Город замер и помрачнел. По его гулким безлюдным улицам молча проходили колонны эсэсовцев и разрозненные, разношерстные отряды спешно укомплектованного фольксштурма. К юго-восточным, южным и юго-западным окраинам шли танки, штурмовые орудия и артиллерия. Городские предместья были превращены в укрепленные пункты, шоссе и все танкопроходимые места заминированы, улочки и переулки завалены баррикадами.

Немецкое командование и гражданские власти, возглавляемые гауляйтером Австрии и Вены Бальдуром фон Ширахом, начали готовить город к длительной обороне еще в те дни, когда в Будапеште Красная Армия добивала остатки войск Пфеффер-Вильденбруха. Саперные части и согнанное отовсюду население копали противотанковые рвы и строили дзоты на берегах Лайты и Рабы, на окраинах Швехата, Унтер-Лаа, Обер-Лаа, Мёдлинга и Лизинга даже тогда, когда эсэсовские танковые дивизии, казалось, успешно рвались к Дунаю вдоль канала Шарвиз.

... Начальник обороны Вены, командующий 6-й немецкой танковой армии СС генерал-полковник войск СС Зепп Дитрих с утра объезжал оборонительные сооружения в южной и юго-восточной частях города. Бетон и железобетон. Узлы сопротивления и надежные огневые точки. По башню зарытые в землю танки. Рвы и эскарпы. Противотанковые ежи и минные ноля. Каждое здание в Вене русским придется брать штурмом.

Но почему-то именно сейчас вспоминалась Дитриху судьба Будапешта и начальника его обороны. Именно сейчас вспоминалось ему, что советские войска в семидесяти километрах от Берлина.

Из штаба 6-й танковой дивизии, еще не оправившейся после балатонской мясорубки, Дитрих поехал в штаб 2-й танковой дивизии СС «Райх», оттуда — в штабы танковых дивизий «Тотенкопф», «Гитлерюгенд» и «Гогеншауфен». Зная крутой нрав командующего, его властолюбие и известную в прошлом (а может быть, и в настоящем) близость к Гитлеру, Дитриха встречали по возможности торжественней, уверяли в готовности умереть за фюрера и фатерлянд.

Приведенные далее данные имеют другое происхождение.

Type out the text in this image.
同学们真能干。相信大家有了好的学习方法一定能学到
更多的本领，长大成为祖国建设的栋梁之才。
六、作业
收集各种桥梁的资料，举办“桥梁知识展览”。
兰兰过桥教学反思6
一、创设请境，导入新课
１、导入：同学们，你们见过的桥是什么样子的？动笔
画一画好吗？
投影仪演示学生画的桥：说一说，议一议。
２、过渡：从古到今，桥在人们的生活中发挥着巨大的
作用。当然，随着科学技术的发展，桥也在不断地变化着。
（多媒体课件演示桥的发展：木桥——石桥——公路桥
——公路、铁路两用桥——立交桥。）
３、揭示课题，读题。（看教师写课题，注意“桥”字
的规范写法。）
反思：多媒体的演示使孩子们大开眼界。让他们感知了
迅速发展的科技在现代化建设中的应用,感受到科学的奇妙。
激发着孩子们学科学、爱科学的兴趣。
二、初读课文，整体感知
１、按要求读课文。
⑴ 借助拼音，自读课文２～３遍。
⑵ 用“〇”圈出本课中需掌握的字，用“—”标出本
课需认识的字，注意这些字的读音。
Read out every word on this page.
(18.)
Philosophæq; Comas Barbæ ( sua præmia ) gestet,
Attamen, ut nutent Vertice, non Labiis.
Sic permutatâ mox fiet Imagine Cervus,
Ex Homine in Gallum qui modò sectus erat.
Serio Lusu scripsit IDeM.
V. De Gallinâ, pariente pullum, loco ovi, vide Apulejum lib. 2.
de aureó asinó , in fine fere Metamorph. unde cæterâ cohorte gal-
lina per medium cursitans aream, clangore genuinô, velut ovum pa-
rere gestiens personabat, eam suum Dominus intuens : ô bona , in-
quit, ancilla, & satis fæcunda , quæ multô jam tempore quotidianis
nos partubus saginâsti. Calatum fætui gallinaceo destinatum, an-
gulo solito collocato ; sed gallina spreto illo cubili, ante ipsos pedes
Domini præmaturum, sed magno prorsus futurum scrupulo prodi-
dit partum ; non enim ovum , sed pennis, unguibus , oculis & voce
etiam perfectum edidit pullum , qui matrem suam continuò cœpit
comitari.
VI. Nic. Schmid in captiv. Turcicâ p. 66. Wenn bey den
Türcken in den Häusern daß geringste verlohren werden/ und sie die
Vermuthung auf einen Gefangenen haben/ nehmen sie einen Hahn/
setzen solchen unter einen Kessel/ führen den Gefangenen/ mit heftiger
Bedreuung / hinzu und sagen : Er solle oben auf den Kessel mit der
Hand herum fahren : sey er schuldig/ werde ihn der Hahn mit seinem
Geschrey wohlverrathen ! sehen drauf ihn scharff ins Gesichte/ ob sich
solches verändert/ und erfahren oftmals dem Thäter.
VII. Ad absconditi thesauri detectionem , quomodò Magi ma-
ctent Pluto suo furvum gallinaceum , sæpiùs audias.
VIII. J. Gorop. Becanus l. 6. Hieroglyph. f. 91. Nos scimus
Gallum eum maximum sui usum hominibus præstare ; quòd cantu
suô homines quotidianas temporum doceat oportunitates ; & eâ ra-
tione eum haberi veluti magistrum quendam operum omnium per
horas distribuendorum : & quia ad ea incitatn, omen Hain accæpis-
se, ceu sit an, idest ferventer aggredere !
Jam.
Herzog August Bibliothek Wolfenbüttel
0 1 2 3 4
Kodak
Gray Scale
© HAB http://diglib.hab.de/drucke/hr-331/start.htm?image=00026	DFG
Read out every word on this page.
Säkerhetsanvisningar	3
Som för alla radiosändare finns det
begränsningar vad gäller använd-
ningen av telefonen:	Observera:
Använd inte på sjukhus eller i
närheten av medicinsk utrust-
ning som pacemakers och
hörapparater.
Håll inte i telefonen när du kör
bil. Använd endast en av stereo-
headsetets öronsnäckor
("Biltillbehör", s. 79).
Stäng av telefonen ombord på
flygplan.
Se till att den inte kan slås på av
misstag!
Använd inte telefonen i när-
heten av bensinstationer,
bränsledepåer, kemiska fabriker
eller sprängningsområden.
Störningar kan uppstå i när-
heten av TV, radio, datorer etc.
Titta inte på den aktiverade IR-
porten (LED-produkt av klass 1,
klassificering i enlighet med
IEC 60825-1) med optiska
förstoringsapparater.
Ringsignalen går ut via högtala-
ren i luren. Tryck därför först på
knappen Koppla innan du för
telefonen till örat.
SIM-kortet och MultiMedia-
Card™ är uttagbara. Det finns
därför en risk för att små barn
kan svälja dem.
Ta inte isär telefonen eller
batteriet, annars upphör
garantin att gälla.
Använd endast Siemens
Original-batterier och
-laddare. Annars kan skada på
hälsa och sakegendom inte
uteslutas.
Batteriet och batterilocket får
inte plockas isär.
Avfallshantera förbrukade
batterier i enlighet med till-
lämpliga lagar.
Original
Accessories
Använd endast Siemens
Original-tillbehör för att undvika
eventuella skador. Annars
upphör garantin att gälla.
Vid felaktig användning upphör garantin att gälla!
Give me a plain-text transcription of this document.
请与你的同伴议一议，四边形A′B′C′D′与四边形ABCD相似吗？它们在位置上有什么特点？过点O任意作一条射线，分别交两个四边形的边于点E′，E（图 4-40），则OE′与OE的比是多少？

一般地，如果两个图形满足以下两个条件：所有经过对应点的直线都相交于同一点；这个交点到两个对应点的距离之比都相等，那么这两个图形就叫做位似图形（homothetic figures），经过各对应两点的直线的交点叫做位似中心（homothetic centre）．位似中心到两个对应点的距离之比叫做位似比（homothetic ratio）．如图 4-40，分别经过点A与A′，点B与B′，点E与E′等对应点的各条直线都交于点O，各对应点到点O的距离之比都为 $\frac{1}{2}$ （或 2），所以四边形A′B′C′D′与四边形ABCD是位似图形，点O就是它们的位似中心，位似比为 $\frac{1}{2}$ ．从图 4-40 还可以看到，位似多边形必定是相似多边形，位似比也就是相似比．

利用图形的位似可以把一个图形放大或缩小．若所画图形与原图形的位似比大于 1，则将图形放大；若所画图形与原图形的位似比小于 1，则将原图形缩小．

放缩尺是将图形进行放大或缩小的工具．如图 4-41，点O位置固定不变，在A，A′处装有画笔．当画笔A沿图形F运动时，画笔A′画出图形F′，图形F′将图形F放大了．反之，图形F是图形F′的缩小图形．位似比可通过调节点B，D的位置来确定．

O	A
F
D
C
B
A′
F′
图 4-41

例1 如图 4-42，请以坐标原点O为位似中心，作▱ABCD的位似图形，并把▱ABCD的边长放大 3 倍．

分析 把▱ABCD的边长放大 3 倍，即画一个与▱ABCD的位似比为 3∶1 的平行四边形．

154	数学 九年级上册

Но по тупым, усталым лицам солдат он видел, что у этих людей нет особого желания умирать, что все, кто был еще способен думать, были больше обеспокоены сейчас судьбой Берлина, чем судьбой Вены, а кое-кто, таких, видимо, тоже было немало, готов при первой же встрече с русскими швырнуть автомат и поднять руки.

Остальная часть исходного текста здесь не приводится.